Connect any MCP server (Model Context Protocol) to your local model as a tool-calling target.

↓ 18k · ★ 4.8

shell-call

Tools

Allow the model to run whitelisted shell commands. Useful for local agentic workflows.

↓ 9k · ★ 4.4

theme-mono

Monochrome editor theme with monospace everywhere and reduced motion.

↓ 6k · ★ 4.5

cmd-palette

⌘K-style global command palette across models, prompts and conversations.

↓ 12k · ★ 4.7

quantization

LM Studio quantization explained — Q4, Q5, Q8 and what they cost you

Quantization shrinks a model's weights by storing them in fewer bits. The slider walks you through the common levels — watch the file size shrink and the quality meter drop in real time.

Q4_K_MQuantization level 5 of 7

FP16Q8Q6Q5Q4Q3Q2

File size (8 B model)— GB

Output quality (vs FP16)— %

▸ Q-suffixes from llama.cpp · K_M variants pack the most quality per byte at most levels

The plain answer to what is lm studio is this: a desktop GUI that downloads open-weight models from Hugging Face, loads them via llama.cpp or MLX, and reports the numbers that matter — tokens-per-second, time-to-first-token, memory footprint and GPU layer offload. LM Studio is the desktop application that turns a consumer laptop into a benchmarkable local AI workstation. Built for Mac and Windows users who want reproducible tokens-per-second numbers rather than vague cloud-API impressions, the lm studio app exposes every measurable surface of a local LLM run: GPU utilization, KV cache size, prompt-processing speed and generation throughput. Together with image generation and a plugin marketplace, it is the most measurement-friendly local AI tooling in 2026.

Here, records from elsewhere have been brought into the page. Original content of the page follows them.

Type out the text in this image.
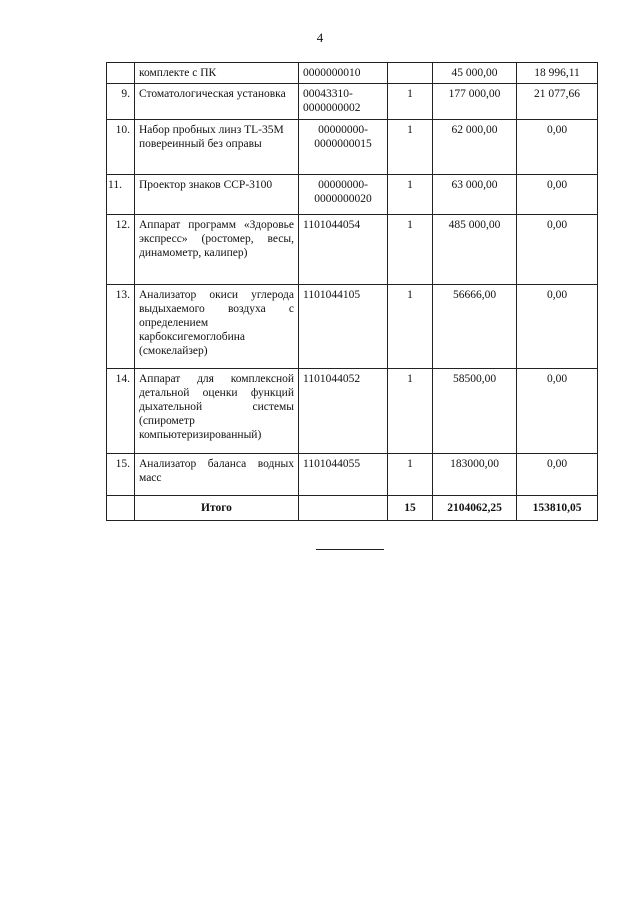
4
	комплекте с ПК	0000000010		45 000,00	18 996,11
9.	Стоматологическая установка	00043310-0000000002	1	177 000,00	21 077,66
10.	Набор пробных линз TL-35M повереинный без оправы	00000000-0000000015	1	62 000,00	0,00
11.	Проектор знаков CCP-3100	00000000-0000000020	1	63 000,00	0,00
12.	Аппарат программ «Здоровье экспресс» (ростомер, весы, динамометр, калипер)	1101044054	1	485 000,00	0,00
13.	Анализатор окиси углерода выдыхаемого воздуха с определением карбоксигемоглобина (смокелайзер)	1101044105	1	56666,00	0,00
14.	Аппарат для комплексной детальной оценки функций дыхательной системы (спирометр компьютеризированный)	1101044052	1	58500,00	0,00
15.	Анализатор баланса водных масс	1101044055	1	183000,00	0,00
	Итого		15	2104062,25	153810,05
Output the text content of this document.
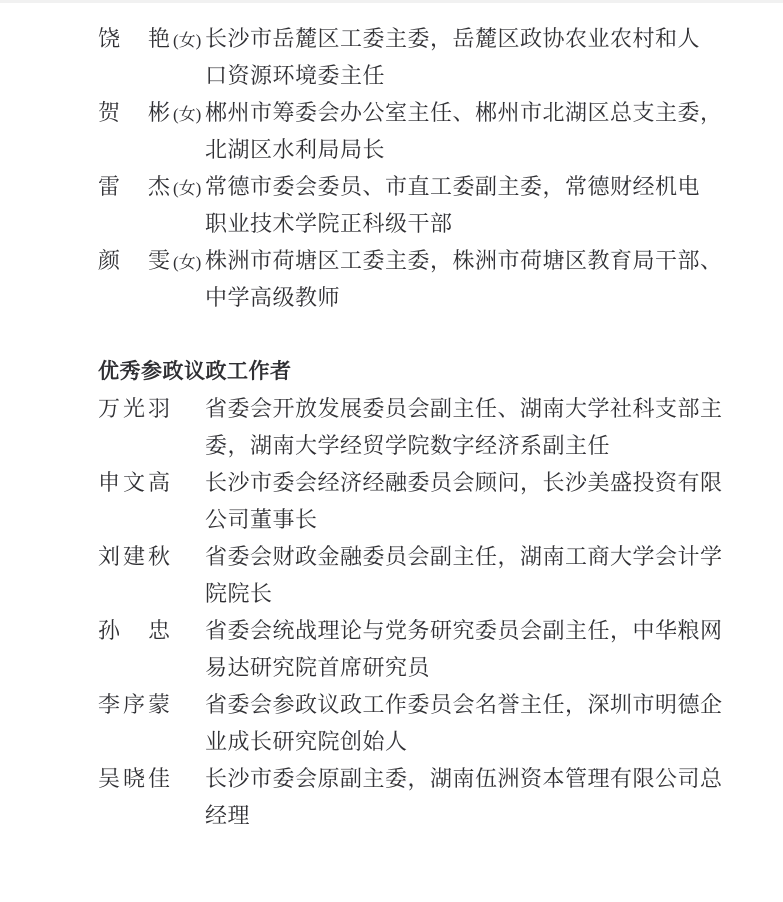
饶　艳(女) 长沙市岳麓区工委主委，岳麓区政协农业农村和人
口资源环境委主任
贺　彬(女) 郴州市筹委会办公室主任、郴州市北湖区总支主委，
北湖区水利局局长
雷　杰(女) 常德市委会委员、市直工委副主委，常德财经机电
职业技术学院正科级干部
颜　雯(女) 株洲市荷塘区工委主委，株洲市荷塘区教育局干部、
中学高级教师
优秀参政议政工作者
万光羽	省委会开放发展委员会副主任、湖南大学社科支部主
委，湖南大学经贸学院数字经济系副主任
申文高	长沙市委会经济经融委员会顾问，长沙美盛投资有限
公司董事长
刘建秋	省委会财政金融委员会副主任，湖南工商大学会计学
院院长
孙　忠	省委会统战理论与党务研究委员会副主任，中华粮网
易达研究院首席研究员
李序蒙	省委会参政议政工作委员会名誉主任，深圳市明德企
业成长研究院创始人
吴晓佳	长沙市委会原副主委，湖南伍洲资本管理有限公司总
经理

LM Studio for benchmarks, in plain terms

The plain answer to what is lm studio is this: a desktop GUI that downloads open-weight models from Hugging Face, loads them via llama.cpp or MLX, and reports the numbers that matter — tokens-per-second, time-to-first-token, memory footprint and GPU layer offload. For a benchmarks-driven audience, what is lm studio app comes down to a measurement harness with a chat UI on top. The lm studio ai workflow is straightforward: pick a quantization, run a fixed prompt set, record throughput. Because everything runs locally and the model weights are byte-stable across machines, the same prompt-and-model combination produces directly comparable numbers on any hardware.

Is LM Studio safe to leave running as a benchmark daemon

Anyone running benchmarks at scale will eventually ask is lm studio safe to leave open as a measurement daemon for hours. The answer is yes. Code-signed binaries on Mac and Windows, clean independent scans on VirusTotal, and the runtime opens no inbound connections by default. The lm studio safe story rests on architecture: model weights pulled from Hugging Face over HTTPS with verifiable hashes, license activation as the single outbound call, and a local API server bound to 127.0.0.1 unless explicitly opened. For a continuous-integration setup that drives benchmark sweeps, the absence of telemetry and the documented network boundary are the deciding factors.

The reason LM Studio wins in published benchmarks is consistency: the tokens-per-second number you see in the chat UI is the same number the CLI reports and the same number the local API server logs. Arjun Mehta — ML Performance Engineer

LM Studio Mac: MLX is the headline number

The lm studio mac edition is the platform of choice for repeatable Apple Silicon benchmarks. Distributed as a notarized .dmg, runs natively on Apple Silicon, requires macOS 13.4 or later. The MLX runtime is the main reason: on M-series chips, MLX-format models deliver materially higher tokens-per-second than the cross-platform llama.cpp back-end, and the difference compounds as model size grows. A 7B model on an M2 Air clocks around 22 tok/s under Q4_K_M; the same model on an M3 Max approaches 64 tok/s. The lmstudio mac install integrates with Shortcuts and the Metal system counters, which makes correlating throughput with GPU utilisation trivial.

LM Studio Windows: CUDA, ROCm, XPU and the variance problem

Windows benchmarks have wider variance because the GPU stack varies more. The lm studio download windows installer is an MSI for Windows 10 and Windows 11, both x64 and ARM64. The lmstudio windows edition wires up CUDA on NVIDIA cards, ROCm on AMD, and Intel Arc XPU on the integrated stack. An RTX 4060 with 8 GB of VRAM hits roughly 56 tok/s on Llama-3.1-8B-Q4, an RTX 4090 sees over 130 — dedicated VRAM and Tensor Core count both contribute. Vulkan is the universal fallback when no vendor SDK is installed, slower but portable. The Windows installer is digitally signed so it passes SmartScreen without flags.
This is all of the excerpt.